To find the orbital radius of the planet, we can use Kepler's Third Law of Planetary Motion, which relates the orbital period, orbital radius, and the mass of the central body (in this case, the Sun).
Kepler's Third Law states that the square of the orbital period (T) is proportional to the cube of the orbital radius (r):
T^2 ∝ r^3
We can rearrange the equation to solve for the orbital radius:
r = (T^2 * G * M_s) / (4π^2)
Where:
T is the orbital period in seconds
G is the gravitational constant (6.673×10^-11 N m^2 / kg^2)
M_s is the mass of the Sun (1.989 × 10^30 kg)

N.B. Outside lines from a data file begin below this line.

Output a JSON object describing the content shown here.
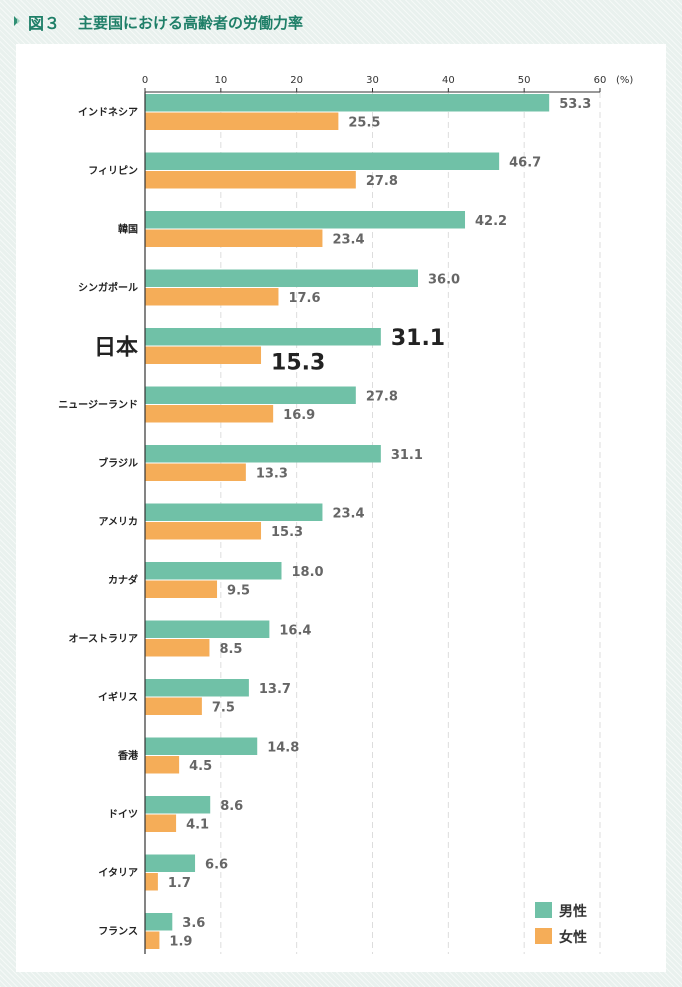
{
  "header": {
    "figure_label": "図３",
    "title": "主要国における高齢者の労働力率"
  },
  "colors": {
    "male": "#70c1a7",
    "female": "#f5ad58",
    "grid": "#dddddd",
    "axis": "#333333"
  },
  "chart_data": {
    "type": "bar",
    "orientation": "horizontal",
    "title": "",
    "xlabel": "",
    "ylabel": "",
    "unit_label": "(%)",
    "xlim": [
      0,
      60
    ],
    "xticks": [
      0,
      10,
      20,
      30,
      40,
      50,
      60
    ],
    "grid": true,
    "legend_position": "bottom-right",
    "highlight_category": "日本",
    "categories": [
      "インドネシア",
      "フィリピン",
      "韓国",
      "シンガポール",
      "日本",
      "ニュージーランド",
      "ブラジル",
      "アメリカ",
      "カナダ",
      "オーストラリア",
      "イギリス",
      "香港",
      "ドイツ",
      "イタリア",
      "フランス"
    ],
    "series": [
      {
        "name": "男性",
        "values": [
          53.3,
          46.7,
          42.2,
          36.0,
          31.1,
          27.8,
          31.1,
          23.4,
          18.0,
          16.4,
          13.7,
          14.8,
          8.6,
          6.6,
          3.6
        ]
      },
      {
        "name": "女性",
        "values": [
          25.5,
          27.8,
          23.4,
          17.6,
          15.3,
          16.9,
          13.3,
          15.3,
          9.5,
          8.5,
          7.5,
          4.5,
          4.1,
          1.7,
          1.9
        ]
      }
    ]
  }
}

π is a mathematical constant approximately equal to 3.14159
Now, let's calculate the orbital radius:
Step 1: Convert the orbital period from years to seconds:
Given T = 10.1 years
1 year = 365.25 days (accounting for leap years)
1 day = 24 hours
1 hour = 60 minutes
1 minute = 60 seconds
T = 10.1 years * 365.25 days/year * 24 hours/day * 60 minutes/hour * 60 seconds/minute
T ≈ 3.18 × 10^8 seconds
Step 2: Plug the values into the formula:
r = (T^2 * G * M_s) / (4π^2)
= (3.18 × 10^8)^2 * (6.673×10^-11) * (1.989 × 10^30) / (4 * 3.14159^2)
Perform the calculation using a calculator, and the result will be the orbital radius in meters.